Ces déclins ont incité des autorités à prendre des mesures sur le tard. En 1964, seuls la Suisse, la Grande-Bretagne, les Pays-Bas et l'Islande protègent la totalité de leurs rapaces[83]. Depuis, beaucoup de gouvernements[84],[85] et d'associations de conservation de la nature engagent de nombreuses mesures de protection des oiseaux : protection et restauration des sites, campagnes d'information pour sensibiliser le public, réhabilitation de leur place dans la nature, ces rapaces participant aux équilibres prédateurs-proies et étant des bioindicateurs de la santé de notre environnement[52].

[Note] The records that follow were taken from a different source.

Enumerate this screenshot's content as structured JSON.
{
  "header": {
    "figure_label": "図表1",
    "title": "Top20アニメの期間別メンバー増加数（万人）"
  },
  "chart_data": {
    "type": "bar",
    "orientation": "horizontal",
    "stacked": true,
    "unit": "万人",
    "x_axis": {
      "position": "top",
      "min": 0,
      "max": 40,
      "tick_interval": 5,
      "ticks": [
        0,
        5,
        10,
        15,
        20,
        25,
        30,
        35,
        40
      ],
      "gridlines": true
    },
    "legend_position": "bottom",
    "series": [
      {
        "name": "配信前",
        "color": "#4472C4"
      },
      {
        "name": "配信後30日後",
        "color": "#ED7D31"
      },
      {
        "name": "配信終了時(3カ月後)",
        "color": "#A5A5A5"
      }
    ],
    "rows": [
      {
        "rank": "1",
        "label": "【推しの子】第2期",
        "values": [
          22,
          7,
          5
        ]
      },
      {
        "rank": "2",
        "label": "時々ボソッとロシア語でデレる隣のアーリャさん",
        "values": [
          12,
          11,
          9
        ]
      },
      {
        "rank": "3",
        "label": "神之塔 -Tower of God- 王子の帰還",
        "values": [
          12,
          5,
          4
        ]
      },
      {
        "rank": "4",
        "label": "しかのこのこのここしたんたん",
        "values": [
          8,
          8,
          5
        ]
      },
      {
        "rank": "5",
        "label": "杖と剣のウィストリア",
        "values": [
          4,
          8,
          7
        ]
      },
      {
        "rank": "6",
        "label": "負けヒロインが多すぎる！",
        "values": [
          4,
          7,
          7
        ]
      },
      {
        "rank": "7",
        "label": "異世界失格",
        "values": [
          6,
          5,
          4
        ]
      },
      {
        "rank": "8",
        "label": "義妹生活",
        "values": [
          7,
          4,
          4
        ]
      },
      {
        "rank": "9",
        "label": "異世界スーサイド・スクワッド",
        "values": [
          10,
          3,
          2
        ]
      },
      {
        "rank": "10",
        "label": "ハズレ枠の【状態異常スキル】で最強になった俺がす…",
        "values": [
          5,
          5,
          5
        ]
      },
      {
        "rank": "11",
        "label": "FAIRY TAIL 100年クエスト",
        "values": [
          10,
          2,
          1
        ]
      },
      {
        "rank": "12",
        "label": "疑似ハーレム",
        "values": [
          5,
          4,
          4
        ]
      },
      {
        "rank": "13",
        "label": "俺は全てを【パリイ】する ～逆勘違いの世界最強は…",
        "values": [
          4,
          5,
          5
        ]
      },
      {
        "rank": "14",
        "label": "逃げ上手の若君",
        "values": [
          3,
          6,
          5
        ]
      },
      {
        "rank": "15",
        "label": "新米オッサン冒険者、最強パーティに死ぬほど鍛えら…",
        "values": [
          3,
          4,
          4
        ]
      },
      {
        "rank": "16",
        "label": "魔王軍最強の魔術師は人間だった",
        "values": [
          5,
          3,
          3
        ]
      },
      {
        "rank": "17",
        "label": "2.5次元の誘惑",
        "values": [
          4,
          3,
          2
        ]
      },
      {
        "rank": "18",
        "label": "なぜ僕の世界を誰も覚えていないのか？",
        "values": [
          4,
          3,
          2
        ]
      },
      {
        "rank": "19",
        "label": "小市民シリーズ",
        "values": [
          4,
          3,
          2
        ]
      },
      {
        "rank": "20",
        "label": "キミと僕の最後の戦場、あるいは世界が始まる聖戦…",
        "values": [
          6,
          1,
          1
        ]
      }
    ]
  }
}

Traditionnellement, l'ordre des Strigiformes rassemble l'intégralité des rapaces nocturnes et se compose de deux familles regroupant 250 espèces existantes.
Occupant des niches écologiques diverses, ces oiseaux solitaires (à l'exception de la Chevêche des terriers grégaire) principalement nocturnes (la Chouette épervière, la Chouette lapone, le Harfang des neiges et le Hibou des marais ont plutôt des mœurs diurnes) partagent de nombreux points communs au niveau anatomique et comportemental.
Selon la classification classique, cet ordre se distingue des Falconiformes et des Accipitriformes qui regroupent l'ensemble des rapaces diurnes.